The research team conducted several related experiments:

  • Using a scanning electron microscope, they found that as air pollution increases, more particulate material collects on the sensitive antennae of houseflies. This material comprises solid particles or liquid droplets suspended in air and can include toxic heavy metals and organic substances from coal, oil, petrol, or woodfires.
  • They exposed houseflies for just 12 hours to varying levels of air pollution in Beijing and then placed the flies in a Y-shaped tube ‘maze’. Uncontaminated flies typically chose the arm of the Y-maze leading to a smell of food or sex pheromones, while contaminated flies selected an arm at random, with 50:50 probability.
  • Neural tests confirmed that antenna contamination significantly reduced the strength of odour-related electrical signals sent to the flies’ brains – it compromised their capacity to detect odours.

In addition, continuing research in bushfire-affected areas in rural Victoria has shown that the antennae of diverse insects, including bees, wasps, moths, and species of flies, are contaminated by smoke particles, even at considerable distances from the fire front.

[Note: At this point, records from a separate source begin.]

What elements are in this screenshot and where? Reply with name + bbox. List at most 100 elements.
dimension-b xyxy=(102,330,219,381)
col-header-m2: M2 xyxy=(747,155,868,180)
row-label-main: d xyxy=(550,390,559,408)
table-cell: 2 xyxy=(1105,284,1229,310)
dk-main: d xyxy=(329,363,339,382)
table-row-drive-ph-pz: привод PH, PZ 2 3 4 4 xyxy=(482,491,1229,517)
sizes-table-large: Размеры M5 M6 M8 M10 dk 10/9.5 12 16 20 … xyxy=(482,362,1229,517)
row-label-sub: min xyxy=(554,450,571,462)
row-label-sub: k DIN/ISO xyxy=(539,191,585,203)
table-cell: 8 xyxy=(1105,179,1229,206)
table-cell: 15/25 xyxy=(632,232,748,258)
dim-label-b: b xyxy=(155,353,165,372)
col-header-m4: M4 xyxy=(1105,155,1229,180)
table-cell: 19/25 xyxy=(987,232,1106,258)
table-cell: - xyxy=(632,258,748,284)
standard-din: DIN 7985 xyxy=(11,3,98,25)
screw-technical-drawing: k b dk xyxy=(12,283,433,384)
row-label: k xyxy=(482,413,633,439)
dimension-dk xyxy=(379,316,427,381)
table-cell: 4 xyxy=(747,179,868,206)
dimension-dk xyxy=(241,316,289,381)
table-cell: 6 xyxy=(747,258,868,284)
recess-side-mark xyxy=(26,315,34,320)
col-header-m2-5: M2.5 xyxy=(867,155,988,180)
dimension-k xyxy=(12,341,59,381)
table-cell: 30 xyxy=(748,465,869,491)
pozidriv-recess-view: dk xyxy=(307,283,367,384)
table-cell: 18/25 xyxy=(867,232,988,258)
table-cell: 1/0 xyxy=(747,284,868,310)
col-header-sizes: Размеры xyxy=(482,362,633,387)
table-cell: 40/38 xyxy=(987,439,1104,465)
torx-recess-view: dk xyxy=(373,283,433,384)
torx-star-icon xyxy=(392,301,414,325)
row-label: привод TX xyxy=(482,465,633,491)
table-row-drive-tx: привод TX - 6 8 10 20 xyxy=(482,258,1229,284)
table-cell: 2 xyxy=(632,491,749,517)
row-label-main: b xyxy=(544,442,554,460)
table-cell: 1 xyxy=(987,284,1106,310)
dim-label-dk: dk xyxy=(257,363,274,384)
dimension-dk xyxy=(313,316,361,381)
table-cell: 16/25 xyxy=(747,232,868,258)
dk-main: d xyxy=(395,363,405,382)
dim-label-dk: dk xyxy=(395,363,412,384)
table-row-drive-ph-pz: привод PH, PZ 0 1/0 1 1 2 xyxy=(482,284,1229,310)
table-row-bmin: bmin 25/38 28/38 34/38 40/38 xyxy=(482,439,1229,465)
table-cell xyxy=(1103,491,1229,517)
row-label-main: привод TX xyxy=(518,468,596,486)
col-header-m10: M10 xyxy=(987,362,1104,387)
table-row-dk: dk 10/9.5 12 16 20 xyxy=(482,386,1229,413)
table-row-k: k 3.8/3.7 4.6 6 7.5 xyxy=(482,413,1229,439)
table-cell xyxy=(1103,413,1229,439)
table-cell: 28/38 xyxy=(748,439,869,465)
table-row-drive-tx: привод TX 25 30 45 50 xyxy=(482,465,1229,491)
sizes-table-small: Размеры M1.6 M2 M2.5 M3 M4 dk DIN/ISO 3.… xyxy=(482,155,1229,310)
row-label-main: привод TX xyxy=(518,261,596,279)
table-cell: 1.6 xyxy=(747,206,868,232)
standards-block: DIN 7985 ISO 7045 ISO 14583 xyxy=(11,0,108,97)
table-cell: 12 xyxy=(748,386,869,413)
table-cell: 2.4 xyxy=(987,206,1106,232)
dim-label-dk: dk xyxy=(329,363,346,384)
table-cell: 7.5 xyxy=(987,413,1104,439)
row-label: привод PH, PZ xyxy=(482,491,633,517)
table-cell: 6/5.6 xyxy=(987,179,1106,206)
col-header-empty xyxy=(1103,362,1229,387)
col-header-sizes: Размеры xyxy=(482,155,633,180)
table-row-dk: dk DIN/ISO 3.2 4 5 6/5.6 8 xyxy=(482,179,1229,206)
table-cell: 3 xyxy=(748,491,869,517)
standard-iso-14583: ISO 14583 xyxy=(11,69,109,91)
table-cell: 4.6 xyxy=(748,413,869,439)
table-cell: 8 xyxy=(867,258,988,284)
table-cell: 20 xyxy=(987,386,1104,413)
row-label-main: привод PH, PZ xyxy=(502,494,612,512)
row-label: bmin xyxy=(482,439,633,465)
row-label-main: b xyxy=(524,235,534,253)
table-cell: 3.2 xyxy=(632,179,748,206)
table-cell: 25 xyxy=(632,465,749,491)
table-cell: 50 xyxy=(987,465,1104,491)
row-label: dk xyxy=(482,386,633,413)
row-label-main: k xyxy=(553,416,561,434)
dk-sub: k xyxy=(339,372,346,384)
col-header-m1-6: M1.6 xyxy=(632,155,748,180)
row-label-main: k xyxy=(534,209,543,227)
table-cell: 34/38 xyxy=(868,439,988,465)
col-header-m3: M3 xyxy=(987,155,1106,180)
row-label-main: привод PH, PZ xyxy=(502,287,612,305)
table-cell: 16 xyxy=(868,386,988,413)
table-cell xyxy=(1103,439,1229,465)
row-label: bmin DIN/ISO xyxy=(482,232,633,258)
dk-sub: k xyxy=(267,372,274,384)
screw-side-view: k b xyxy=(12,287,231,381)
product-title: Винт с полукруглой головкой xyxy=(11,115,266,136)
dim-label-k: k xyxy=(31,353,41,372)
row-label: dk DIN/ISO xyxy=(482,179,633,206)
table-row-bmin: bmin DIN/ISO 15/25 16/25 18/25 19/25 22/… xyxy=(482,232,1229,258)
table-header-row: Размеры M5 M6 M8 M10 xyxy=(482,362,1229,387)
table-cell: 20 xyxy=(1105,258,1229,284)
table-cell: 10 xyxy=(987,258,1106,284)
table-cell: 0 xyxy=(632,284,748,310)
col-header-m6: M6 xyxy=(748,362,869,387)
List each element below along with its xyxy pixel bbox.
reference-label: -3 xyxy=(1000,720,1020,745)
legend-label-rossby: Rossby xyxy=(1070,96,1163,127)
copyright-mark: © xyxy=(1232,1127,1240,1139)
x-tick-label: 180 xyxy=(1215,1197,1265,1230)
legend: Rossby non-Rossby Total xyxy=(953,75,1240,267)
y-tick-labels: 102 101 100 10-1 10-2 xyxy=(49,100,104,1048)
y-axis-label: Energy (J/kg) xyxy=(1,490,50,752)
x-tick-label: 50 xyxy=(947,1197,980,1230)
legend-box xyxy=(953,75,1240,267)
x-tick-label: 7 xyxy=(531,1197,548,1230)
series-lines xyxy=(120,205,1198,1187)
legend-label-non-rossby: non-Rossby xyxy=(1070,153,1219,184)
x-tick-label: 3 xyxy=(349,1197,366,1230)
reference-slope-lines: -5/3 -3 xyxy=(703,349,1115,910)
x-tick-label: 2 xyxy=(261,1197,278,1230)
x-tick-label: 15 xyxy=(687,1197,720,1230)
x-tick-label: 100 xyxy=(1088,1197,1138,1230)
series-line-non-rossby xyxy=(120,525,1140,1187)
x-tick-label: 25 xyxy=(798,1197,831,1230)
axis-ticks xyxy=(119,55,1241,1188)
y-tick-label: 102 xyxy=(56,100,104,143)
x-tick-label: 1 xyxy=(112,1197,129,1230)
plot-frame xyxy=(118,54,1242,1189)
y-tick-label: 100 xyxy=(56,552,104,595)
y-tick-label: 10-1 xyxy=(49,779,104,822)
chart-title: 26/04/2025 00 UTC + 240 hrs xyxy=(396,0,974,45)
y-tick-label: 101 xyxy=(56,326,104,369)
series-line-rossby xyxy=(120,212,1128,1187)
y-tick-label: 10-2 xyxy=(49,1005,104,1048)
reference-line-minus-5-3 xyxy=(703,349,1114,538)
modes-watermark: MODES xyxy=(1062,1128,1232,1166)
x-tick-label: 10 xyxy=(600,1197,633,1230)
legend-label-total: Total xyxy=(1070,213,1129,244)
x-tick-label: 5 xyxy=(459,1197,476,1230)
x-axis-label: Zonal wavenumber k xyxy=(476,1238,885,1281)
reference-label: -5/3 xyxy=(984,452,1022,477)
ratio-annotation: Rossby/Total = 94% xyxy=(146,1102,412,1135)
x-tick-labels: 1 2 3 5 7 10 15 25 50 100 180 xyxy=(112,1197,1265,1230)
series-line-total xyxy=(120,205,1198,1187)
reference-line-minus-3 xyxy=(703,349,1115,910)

Insect antennae have olfactory receptors that detect odour molecules emanating from a food source, a potential mate, or a good place to lay eggs. If an insect’s antennae are covered in particulate matter, a physical barrier is created that prevents contact between the smell receptors and air-borne odour molecules.

“When their antennae become clogged with pollution particles, insects struggle to smell food, a mate, or a place to lay their eggs, and it follows that their populations will decline,” Professor Elgar said.

“About 40 per cent of Earth’s landmass is exposed to particle air pollution concentrations above the World Health Organisation’s recommended annual average.

“Surprisingly, this includes many remote and comparatively pristine habitats and areas of ecological significance – because particulate material can be carried thousands of kilometres by air currents,” Professor Elgar said.

I’ll be honest: If you had asked me how air pollution was contributing to the decline in insect populations, I would have guessed ill health through inhaling, drinking, or eating air pollution, but I wouldn’t have gone with “it messes with their sense of smell”. Given the fig wasp thing I mentioned above, I guess it should have been higher on my list, but I apparently didn’t give it enough thought. I think it’s partly that being a visual creature that gets food from stores, I sometimes forget the importance of smell to other animals. Repetition aids memory, though, so now I’m more likely to remember it. I suppose the next question here will be how big this olfactory problem is, but while we wait for a number, we can add this to the already-huge pile of reasons why it’s good to reduce air pollution.